Here, we investigated the use of the stinky bean or Parkia speciosa Hassk. a plant indigenous to Southeast Asia including Indonesia [29]. It is reported that the stinky bean and its pods contain antioxidant, vitamin, oil and poly phenolic compounds. Traditionally, the stinky bean and its hull are used as an itch remedy. From previous research, the chemical composition of stinky bean pods includes active organic compounds such as flavonoids, saponins, and tannins. The phenolic content of BP extract was reported to be approximately 50–85 wt.%, and the flavonoid content is approximately 5–6 wt.% [30], [31], [32]. Due to the possible potency of BP, this study aimed to investigate the utilization of SB extract as reducing agent in Ag NPs synthesis. In addition, the effect of the use of MW and the concentration of BP extract on Ag NP characteristics was studied. Through the comparison with the formation without MW (aging method), the rate and profile of NPs are intensively discussed in light of their antibacterial activity against Escherichia coli, Staphylococcus aureus, and Pseudomonas aeruginosa. Considering green chemistry principles, simple extraction of the raw material was conducted by using water as solvent. The effect of parameter synthesis, the volume ratio of the SB extract to AgNO3 solution to the NPs formation, was also investigated.

Material and method

Materials

SBP extract was obtained from stinky beans cultivated in Sleman district, Yogyakarta Province, Indonesia. Identification of the stinky bean was performed by the Laboratory of Plant Taxonomy, Faculty of Biology, Gadjah Mada University. The empty BP samples were air dried before extraction. Ten grams of BP was refluxed in 100 mL water for 2 h to obtain the BP extract. Silver nitrate (AgNO3) (ACS reagent, ⩾99.0%) and Chloramphenicol (ACS reagent, ⩾99.0%) were purchased from Sigma Aldrich Co. (St. Louis, MO, USA), and E. coli, S. aureus, and P. aeruginosa were supplied by ATCC Company (Manassas, VA, USA) and stored at the Microbiology Laboratory, Department of Pharmacy, Universitas Islam Indonesia. Deionized water (produced by Integrated Laboratory, Universitas Islam Indonesia) was used throughout.

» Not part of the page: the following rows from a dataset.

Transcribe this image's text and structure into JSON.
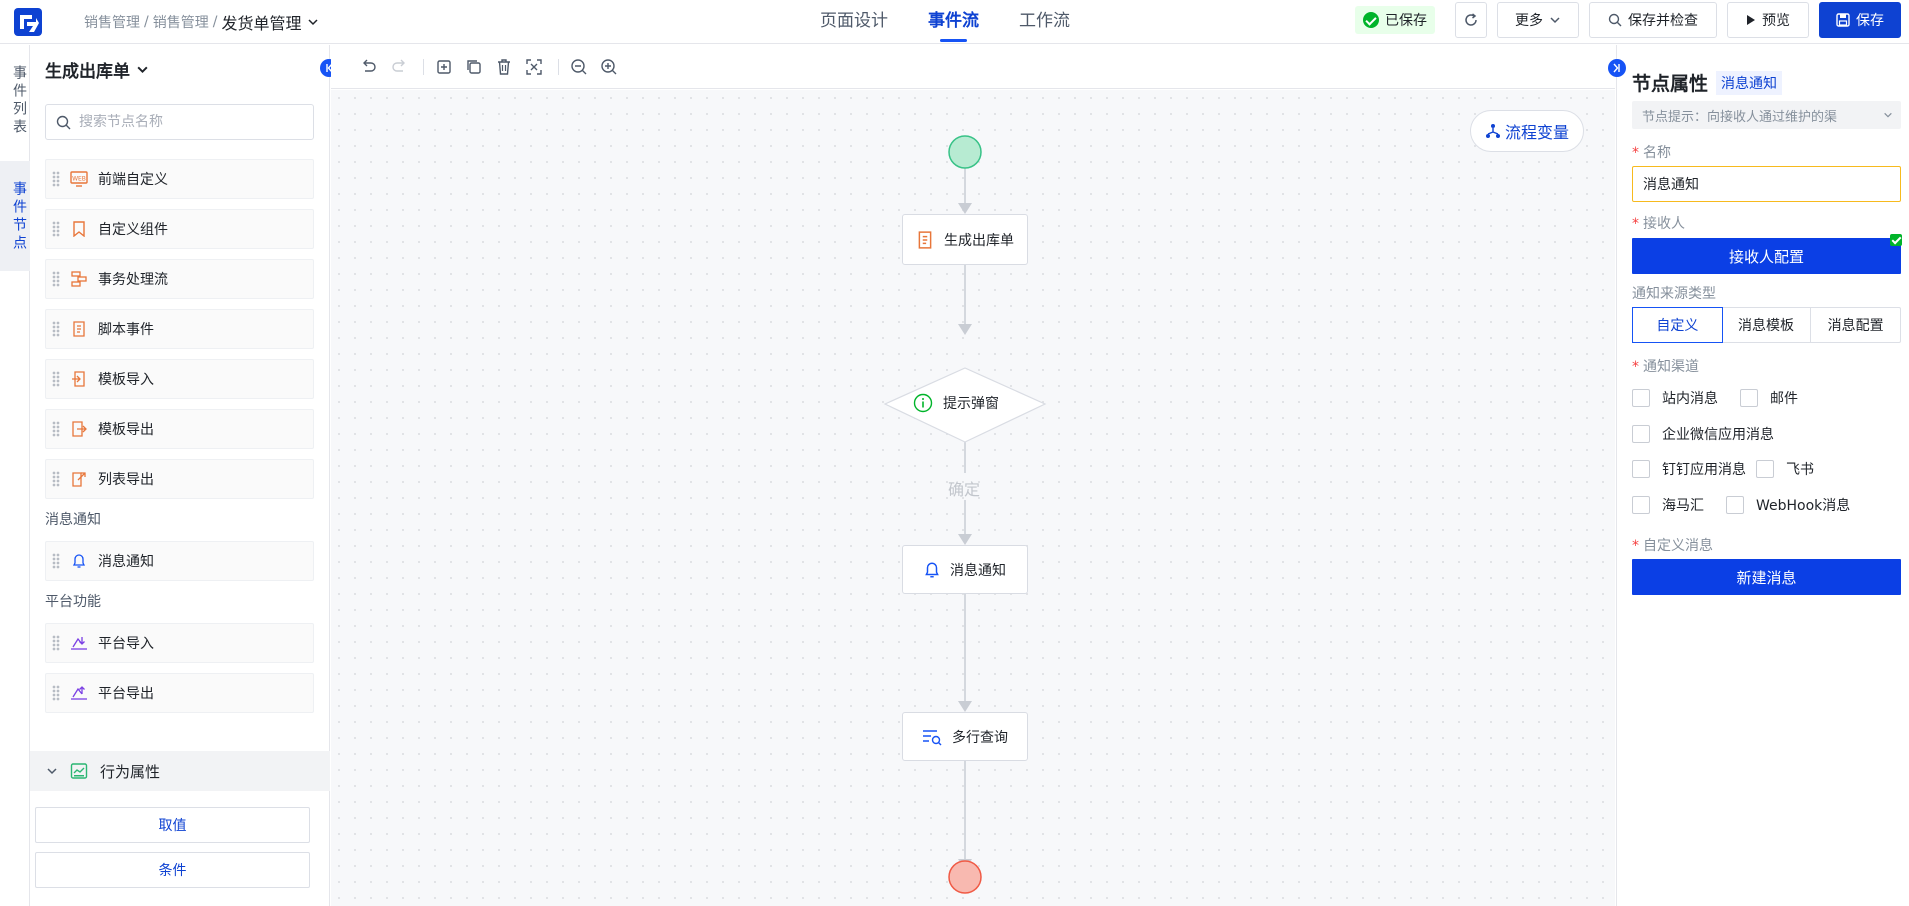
{
  "header": {
    "breadcrumb": [
      "销售管理",
      "销售管理",
      "发货单管理"
    ],
    "separator": "/",
    "tabs": [
      {
        "label": "页面设计",
        "active": false
      },
      {
        "label": "事件流",
        "active": true
      },
      {
        "label": "工作流",
        "active": false
      }
    ],
    "saved_label": "已保存",
    "more_label": "更多",
    "save_check_label": "保存并检查",
    "preview_label": "预览",
    "save_label": "保存"
  },
  "vertical_tabs": [
    {
      "label": "事件列表",
      "active": false
    },
    {
      "label": "事件节点",
      "active": true
    }
  ],
  "left_panel": {
    "title": "生成出库单",
    "search_placeholder": "搜索节点名称",
    "nodes": [
      {
        "label": "前端自定义",
        "icon": "web-icon"
      },
      {
        "label": "自定义组件",
        "icon": "bookmark-icon"
      },
      {
        "label": "事务处理流",
        "icon": "transaction-flow-icon"
      },
      {
        "label": "脚本事件",
        "icon": "script-icon"
      },
      {
        "label": "模板导入",
        "icon": "template-import-icon"
      },
      {
        "label": "模板导出",
        "icon": "template-export-icon"
      },
      {
        "label": "列表导出",
        "icon": "list-export-icon"
      }
    ],
    "section_message": "消息通知",
    "message_nodes": [
      {
        "label": "消息通知",
        "icon": "bell-icon"
      }
    ],
    "section_platform": "平台功能",
    "platform_nodes": [
      {
        "label": "平台导入",
        "icon": "platform-import-icon"
      },
      {
        "label": "平台导出",
        "icon": "platform-export-icon"
      }
    ],
    "behavior_label": "行为属性",
    "value_button": "取值",
    "condition_button": "条件"
  },
  "canvas": {
    "flow_variables_label": "流程变量",
    "nodes": {
      "generate": "生成出库单",
      "prompt": "提示弹窗",
      "confirm_edge": "确定",
      "message": "消息通知",
      "query": "多行查询"
    },
    "colors": {
      "start": "#b7ebd2",
      "end": "#f8b9b0",
      "edge": "#c9cdd4"
    }
  },
  "right_panel": {
    "title": "节点属性",
    "title_tag": "消息通知",
    "hint": "节点提示：向接收人通过维护的渠",
    "name_label": "名称",
    "name_value": "消息通知",
    "receiver_label": "接收人",
    "receiver_button": "接收人配置",
    "source_type_label": "通知来源类型",
    "source_types": [
      {
        "label": "自定义",
        "active": true
      },
      {
        "label": "消息模板",
        "active": false
      },
      {
        "label": "消息配置",
        "active": false
      }
    ],
    "channel_label": "通知渠道",
    "channels": [
      "站内消息",
      "邮件",
      "企业微信应用消息",
      "钉钉应用消息",
      "飞书",
      "海马汇",
      "WebHook消息"
    ],
    "custom_message_label": "自定义消息",
    "new_message_button": "新建消息"
  }
}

Synthesis of silver nanoparticles (Ag NPs)

Aqueous solution (10−3 M) of silver nitrate (AgNO3) was prepared in 250 mL Erlenmeyer flasks, and BP extract was added for reduction into Ag+ ions. The mixture was then heated in a microwave oven for complete bioreduction at a power of 300 W for 4 min. A commercial MW oven with a 2.45 GHz frequency was used. The color change of the SBP extract from light yellowish to reddish brown was recorded by UV–vis spectrophotometric analysis. As a comparison, the same mixture was prepared and aged for 24 h before being monitored using UV–vis spectrophotometry. For XRD and SEM analysis, the solution was filtered to yield fine particles to be thin filmed on the glass surface. The Ag NPs obtained from the microwave irradiation and aging methods are designated as Ag NPs-mw and Ag NPs-aging, respectively. In order to evaluate the effect of the volume ratio of the silver nitrate solution with respect to the BP extract on the particle size distribution and its antibacterial activity, the volume ratio in AgNPs-mw preparation was varied at 10:1, 20:1 and 40:1.

Nanoparticle characterization

UV-absorption spectra of synthesized Ag NPs were characterized using a HITACHU U-2010 UV–vis spectrometer, HITACHI (Tokyo, Japan). Scanning electron microscopy (SEM) analysis was conducted using Philip XL 30, SEMTech (Tokyo, Japan) and transmission electron microscopy (TEM) was performed using JEOL-JEM 1400 (Freising, Germany). The particle size distributions of the synthesized Ag NPs were determined by the particle size analyzer HORIBA-X, HORIBA Scientific (Kyoto, Japan). Fourier transform infrared (FTIR) spectral measurements using FTIR-UATR Spectrum Two, Perkin Elmer (Massachusetts, USA) were carried out to identify the functional groups contained in the BP extract. The XRD pattern of Ag NPs was obtained with a Shimadzu X-6000 (Kyoto, Japan) instrument and the Rietveld refinement was conducted by using Rietica. The solvent of the Ag NPs liquid sample was evaporated, and the powder was dispersed onto a glass film before analysis.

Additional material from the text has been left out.